魔の森の内部では自然発生的に魔力を持った生物――魔物族が生まれ、人里に降りてきては被害をもたらすのだという。
「お父様やお母様たちがね、特別な結界を張って、一定の区画内で魔物たちを飼育しているの。乾酪やミルクなんかも作ってるのよ」
そして食肉用のモンスターも、出荷の時期が来ればシメる……つまり食べるために屠殺するのだという。
「生きるためには仕方のないことだし、奪った命は無駄にしないよう、肉も骨も皮も、目玉だって最後まで活用するわ。地球では違うの?」
「いや、そのとおり。本当にそのとおりだよアレスティア」
いつも俺が口にしている食肉は、スーパーでパックに入って売られているものだ。
でもそれだって、俺たちの手に届くまでには、生産者から加工業者、卸売、そして小売店と、様々な人達の手を介している。
異世界と地球とで、それらは何も変わらない。
ただ漫然とお金を出して食べ物を買っている俺たちよりも、ずっとアレスティアは、命に近いところで、命の価値に向き合っているのだ。

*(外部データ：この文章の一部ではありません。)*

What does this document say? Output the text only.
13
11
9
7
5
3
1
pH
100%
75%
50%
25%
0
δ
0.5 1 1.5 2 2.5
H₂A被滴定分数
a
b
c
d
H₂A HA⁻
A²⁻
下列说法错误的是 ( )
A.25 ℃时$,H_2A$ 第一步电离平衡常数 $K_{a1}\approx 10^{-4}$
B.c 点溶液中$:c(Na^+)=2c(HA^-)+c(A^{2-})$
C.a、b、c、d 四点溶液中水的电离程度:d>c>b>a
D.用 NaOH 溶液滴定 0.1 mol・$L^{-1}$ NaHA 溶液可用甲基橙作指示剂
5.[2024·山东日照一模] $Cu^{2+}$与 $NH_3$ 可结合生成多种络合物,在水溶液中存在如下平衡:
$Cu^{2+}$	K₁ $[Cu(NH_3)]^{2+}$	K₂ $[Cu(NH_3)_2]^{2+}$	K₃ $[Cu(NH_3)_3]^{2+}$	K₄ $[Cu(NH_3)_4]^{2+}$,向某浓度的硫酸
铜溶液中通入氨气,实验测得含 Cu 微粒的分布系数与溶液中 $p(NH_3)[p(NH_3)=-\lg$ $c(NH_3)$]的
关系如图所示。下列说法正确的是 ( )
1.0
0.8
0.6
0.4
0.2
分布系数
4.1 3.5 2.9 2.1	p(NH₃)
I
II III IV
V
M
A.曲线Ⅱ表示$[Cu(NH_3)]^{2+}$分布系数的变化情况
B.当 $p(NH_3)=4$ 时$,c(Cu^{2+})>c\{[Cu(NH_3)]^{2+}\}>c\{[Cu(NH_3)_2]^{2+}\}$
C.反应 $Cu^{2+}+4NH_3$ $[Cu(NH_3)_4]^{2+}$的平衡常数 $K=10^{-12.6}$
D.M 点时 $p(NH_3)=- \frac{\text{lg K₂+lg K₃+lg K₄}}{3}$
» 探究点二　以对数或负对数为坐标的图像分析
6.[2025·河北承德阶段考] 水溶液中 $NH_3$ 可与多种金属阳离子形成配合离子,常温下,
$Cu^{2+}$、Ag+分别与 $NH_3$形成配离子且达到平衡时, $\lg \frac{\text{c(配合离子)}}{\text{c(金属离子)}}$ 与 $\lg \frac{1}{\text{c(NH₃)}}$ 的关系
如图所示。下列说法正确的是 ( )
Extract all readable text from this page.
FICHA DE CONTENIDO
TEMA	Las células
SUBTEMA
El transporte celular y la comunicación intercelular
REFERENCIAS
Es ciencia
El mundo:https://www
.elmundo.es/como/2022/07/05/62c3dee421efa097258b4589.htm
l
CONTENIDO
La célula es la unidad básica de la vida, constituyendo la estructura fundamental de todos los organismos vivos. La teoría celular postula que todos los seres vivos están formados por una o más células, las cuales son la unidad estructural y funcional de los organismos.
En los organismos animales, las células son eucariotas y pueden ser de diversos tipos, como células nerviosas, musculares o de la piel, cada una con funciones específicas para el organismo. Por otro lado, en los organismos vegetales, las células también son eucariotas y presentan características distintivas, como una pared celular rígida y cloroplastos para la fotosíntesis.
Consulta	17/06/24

すごいな。俺よりも年下なのに、本当にしっかりしてる。
地球でぬくぬく暮らしてる俺なんかより、よっぽど偉いよ。
「面白そうだな。今度俺も連れてってくれよ、その牧場に」
「もちろん、いいわよ!」
「――ッ!?」
今まで見た中で一番の笑顔だった。
うわあ……こんな綺麗な笑顔初めて見た。
でも今は不味い、誰か周りの男に見られたらアレスティアがナンパされちゃ――
「ファ、ファ、ファ! キキー!」
「な、なんだッ!?」
声の方を見ればキツネザルだった。
キツネザルが金網越しに、こちらに向けて荒ぶっている。
え、まさかこいつ……?
どうやら周りの人間の客には見られなかったアレスティアの笑顔は、近くにいたキツネザルくん(多分オス)のハートを射抜いてしまったようだった。
「ちょっとうるさいわよ、私相手に発情する気持ちはわかるけど、あんたなんてお呼びじゃないから。おわかり?」
アレスティアはキツネザル相手に、金網越しにメンチを切った。
メンチを切るとは……まあようするに睨みつけることだ。
いやそんな、人間の言葉で言ったところで――
「キィ……」
え、嘘、通じた?
キツネザルはしがみついてた金網から力なく下りると、肩を落としてトボトボと戻っていった。最後に未練たらしく振り返ると、「何よ」とアレスティアに冷たく言われ、再びトボトボ帰っていく。ああ、ちょっと可哀想……。
「ふん、こっちは男連れだってのに。失礼しちゃうわね」
「は、ははは……」
通じるんだ、動物相手に言葉。
魔法が使えるから?
いや、もしかしたら精霊とやらの加護があるから……なのかもしれない。
「さ、次はどこに行くの?」
「ああ、この奥には北極熊がいてだな――」
とにもかくにも、その後は順調に園内を見て回った。
ただ――
「ちょっとあいつ私を睨んでる。喧嘩なら買うわよ。どっちが強いか思い知らせてやるから――!」
などと北極熊相手にマジギレしそうになったり、
「あいつの毛皮がほしい! え、狩っちゃダメなの? どこに行けば手に入るの?」
虎の柄が気に入ったらしく、毛皮のためにスマトラトラを狩ろうとしたりして本当に大変だった。
でもまあ、アレスティアの別の一面を知ることができて、俺は実に満足だった。